Rodger P. McEver, M.D. Member and Program Chair, Cardiovascular Biology Research Program Alvin Chang Chair in Cardiovascular Biology Adjunct Professor, Department of Biochemistry and Molecular Biology, University   of Oklahoma Health Sciences Center Co-director, MD/PhD Training Program, University of Oklahoma Health Sciences   Center

In my lab, we study how circulating blood cells attach to blood vessel surfaces at sites of tissue injury or infection.  Substances released at these sites direct the endothelial cells that line blood vessels to display "adhesion molecules."  These molecules enable circulating white blood cells, or leukocytes, to roll along the vessel surface.  The rolling cells then slow to a stop and then crawl between the endothelial cells into the tissues, where they destroy invading microbes.  This process is known as inflammation.  Similarly, circulating platelets use adhesion molecules to roll along tissues that are exposed when blood vessels are disrupted.  The platelets then stop and form clumps to slow hemorrhage and promote blood clotting.  Inflammation and blood clotting are often linked.  Indeed, leukocytes sometimes roll on and then stick to blood platelets.  Excessive inflammation and blood clotting contribute towards many diseases, including heart attacks, stroke, dysfunction of transplanted organs, deep vein thrombosis, and sickle cell crisis.

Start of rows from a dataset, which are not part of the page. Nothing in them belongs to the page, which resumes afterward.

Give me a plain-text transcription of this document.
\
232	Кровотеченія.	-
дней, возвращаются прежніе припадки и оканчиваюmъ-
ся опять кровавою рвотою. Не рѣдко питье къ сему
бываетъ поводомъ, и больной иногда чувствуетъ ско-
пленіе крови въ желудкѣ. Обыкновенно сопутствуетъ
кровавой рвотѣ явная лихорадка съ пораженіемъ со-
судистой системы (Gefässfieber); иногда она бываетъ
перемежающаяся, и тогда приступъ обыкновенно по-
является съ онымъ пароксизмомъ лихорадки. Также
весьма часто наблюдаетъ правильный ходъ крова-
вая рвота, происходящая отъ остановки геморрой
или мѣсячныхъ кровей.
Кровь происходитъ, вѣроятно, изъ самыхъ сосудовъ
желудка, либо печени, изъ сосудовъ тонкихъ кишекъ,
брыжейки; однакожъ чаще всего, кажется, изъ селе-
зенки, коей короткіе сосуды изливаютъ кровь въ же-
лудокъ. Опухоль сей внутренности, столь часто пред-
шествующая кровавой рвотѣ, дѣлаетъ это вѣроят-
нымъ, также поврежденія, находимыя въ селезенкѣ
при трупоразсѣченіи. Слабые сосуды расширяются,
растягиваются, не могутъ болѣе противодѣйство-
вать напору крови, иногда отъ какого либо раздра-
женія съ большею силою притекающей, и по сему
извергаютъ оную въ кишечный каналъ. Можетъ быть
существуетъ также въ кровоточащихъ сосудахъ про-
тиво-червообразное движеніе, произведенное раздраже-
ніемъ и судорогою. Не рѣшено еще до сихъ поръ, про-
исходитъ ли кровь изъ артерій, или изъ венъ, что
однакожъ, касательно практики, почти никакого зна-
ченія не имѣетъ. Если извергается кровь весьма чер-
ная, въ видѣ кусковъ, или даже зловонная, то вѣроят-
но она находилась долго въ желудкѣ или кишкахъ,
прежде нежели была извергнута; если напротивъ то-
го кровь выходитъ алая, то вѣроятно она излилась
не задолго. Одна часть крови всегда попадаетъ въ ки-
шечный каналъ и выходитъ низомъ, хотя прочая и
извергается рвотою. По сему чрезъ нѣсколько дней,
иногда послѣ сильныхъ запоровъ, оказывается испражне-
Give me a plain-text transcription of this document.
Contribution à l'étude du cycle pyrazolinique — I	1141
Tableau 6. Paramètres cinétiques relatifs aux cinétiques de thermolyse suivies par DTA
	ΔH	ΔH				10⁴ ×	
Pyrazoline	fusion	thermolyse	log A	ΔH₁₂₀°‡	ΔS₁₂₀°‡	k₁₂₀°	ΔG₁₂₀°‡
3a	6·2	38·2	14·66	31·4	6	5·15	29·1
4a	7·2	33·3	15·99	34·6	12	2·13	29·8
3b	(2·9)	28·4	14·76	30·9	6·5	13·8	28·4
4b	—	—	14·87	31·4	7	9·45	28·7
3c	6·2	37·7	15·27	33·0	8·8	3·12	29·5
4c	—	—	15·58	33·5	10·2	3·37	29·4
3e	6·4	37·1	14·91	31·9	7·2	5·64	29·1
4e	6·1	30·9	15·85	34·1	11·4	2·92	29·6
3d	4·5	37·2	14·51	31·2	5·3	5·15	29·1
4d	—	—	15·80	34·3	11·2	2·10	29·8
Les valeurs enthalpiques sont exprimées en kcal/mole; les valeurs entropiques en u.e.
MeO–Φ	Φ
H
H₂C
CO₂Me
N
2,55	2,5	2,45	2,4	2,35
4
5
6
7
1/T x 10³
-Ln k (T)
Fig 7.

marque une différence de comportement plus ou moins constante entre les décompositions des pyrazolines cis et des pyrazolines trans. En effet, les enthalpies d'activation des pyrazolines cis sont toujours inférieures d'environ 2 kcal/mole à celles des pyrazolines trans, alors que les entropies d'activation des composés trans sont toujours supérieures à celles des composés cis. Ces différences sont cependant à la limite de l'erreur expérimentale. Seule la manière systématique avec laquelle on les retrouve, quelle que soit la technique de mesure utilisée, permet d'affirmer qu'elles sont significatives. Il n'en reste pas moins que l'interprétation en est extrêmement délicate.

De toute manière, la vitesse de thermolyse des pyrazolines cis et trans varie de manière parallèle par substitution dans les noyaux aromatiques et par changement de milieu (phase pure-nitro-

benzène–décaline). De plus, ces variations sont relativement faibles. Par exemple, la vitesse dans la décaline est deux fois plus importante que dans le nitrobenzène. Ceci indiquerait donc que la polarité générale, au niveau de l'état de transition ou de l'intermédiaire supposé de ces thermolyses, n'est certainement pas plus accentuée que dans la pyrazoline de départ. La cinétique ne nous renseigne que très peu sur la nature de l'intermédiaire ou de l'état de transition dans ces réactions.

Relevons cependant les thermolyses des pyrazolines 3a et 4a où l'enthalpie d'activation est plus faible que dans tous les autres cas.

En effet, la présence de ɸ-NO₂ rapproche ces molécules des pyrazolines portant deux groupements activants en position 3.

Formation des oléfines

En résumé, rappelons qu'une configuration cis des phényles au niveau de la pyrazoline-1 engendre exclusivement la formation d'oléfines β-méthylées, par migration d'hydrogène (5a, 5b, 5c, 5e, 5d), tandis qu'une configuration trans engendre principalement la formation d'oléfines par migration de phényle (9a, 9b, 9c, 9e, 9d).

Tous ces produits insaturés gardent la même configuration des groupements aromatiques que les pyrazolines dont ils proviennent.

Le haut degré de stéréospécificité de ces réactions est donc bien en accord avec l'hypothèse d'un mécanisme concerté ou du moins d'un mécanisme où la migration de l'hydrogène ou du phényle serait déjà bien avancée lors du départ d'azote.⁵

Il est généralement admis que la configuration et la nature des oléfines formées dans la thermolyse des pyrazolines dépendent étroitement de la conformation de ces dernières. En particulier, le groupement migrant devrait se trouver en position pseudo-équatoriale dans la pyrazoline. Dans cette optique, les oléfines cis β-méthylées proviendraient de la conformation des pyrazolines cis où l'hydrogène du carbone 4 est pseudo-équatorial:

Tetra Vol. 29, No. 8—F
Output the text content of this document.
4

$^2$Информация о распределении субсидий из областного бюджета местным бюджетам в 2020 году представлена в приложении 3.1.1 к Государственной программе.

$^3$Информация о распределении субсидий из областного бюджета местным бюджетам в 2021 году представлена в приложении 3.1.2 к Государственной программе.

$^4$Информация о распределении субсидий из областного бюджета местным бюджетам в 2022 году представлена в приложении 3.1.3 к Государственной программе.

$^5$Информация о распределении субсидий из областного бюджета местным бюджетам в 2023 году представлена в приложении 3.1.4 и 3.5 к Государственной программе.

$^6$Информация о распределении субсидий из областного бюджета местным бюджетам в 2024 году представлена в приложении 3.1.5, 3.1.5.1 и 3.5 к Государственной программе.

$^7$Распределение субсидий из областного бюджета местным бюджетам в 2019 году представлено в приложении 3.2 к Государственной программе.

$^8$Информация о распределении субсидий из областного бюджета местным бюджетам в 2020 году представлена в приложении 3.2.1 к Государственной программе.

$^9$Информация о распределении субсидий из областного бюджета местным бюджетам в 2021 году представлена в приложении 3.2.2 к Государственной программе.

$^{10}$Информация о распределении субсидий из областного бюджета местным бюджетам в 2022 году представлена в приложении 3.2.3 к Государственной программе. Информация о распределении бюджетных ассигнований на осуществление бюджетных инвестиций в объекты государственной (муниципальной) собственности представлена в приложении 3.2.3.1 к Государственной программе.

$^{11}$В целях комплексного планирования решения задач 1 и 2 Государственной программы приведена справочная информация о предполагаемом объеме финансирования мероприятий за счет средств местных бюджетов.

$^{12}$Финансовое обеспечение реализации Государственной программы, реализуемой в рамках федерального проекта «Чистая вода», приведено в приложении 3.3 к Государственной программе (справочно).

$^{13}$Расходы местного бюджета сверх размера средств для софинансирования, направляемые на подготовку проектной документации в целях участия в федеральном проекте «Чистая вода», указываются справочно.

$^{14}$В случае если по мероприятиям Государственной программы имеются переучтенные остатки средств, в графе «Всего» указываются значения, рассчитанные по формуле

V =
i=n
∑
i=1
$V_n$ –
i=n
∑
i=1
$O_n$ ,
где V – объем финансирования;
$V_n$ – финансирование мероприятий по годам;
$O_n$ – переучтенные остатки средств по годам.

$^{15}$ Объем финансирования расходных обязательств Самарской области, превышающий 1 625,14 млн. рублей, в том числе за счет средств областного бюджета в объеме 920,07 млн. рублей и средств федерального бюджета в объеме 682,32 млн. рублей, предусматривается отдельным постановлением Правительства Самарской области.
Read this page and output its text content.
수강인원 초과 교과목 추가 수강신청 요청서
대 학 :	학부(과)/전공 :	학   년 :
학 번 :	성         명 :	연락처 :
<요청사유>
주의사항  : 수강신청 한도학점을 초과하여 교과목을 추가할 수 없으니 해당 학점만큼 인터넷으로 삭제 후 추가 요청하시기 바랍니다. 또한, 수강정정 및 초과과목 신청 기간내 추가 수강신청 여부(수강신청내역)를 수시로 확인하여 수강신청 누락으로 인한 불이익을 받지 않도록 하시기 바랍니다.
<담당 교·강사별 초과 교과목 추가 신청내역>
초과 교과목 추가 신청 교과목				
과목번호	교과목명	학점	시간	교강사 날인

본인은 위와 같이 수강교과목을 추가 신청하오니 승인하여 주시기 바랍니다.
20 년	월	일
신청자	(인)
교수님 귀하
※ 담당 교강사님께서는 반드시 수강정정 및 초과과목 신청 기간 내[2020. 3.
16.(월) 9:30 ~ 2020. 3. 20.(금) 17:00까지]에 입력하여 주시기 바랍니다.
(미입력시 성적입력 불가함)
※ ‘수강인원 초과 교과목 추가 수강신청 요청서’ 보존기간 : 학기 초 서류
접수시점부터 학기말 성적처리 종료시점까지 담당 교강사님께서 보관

Three adhesion molecules, called selectins, direct the initial rolling of leukocytes on endothelial cells and platelets.  Our lab discovered one of the selectins, which is displayed on both endothelial cells and platelets, and also discovered its interacting partner, or ligand, on leukocytes.  Examination of the molecular details of how selectins bind to their ligands has suggested means to inhibit these interactions in disease.  We also collaborate with bioengineers to study how cellular and molecular features adjust to complex fluid dynamics to facilitate blood cell adhesion under flow.  This work involves sophisticated video microscopy to visualize cell adhesion in flow chambers that mimic the conditions in the circulation.

Finally, my lab has generated a variety of genetically engineered mice in which key adhesion or signaling molecules have been deleted or modified.  These mice provide powerful tools for investigating molecular function in models of inflammation or blood clotting in living animals.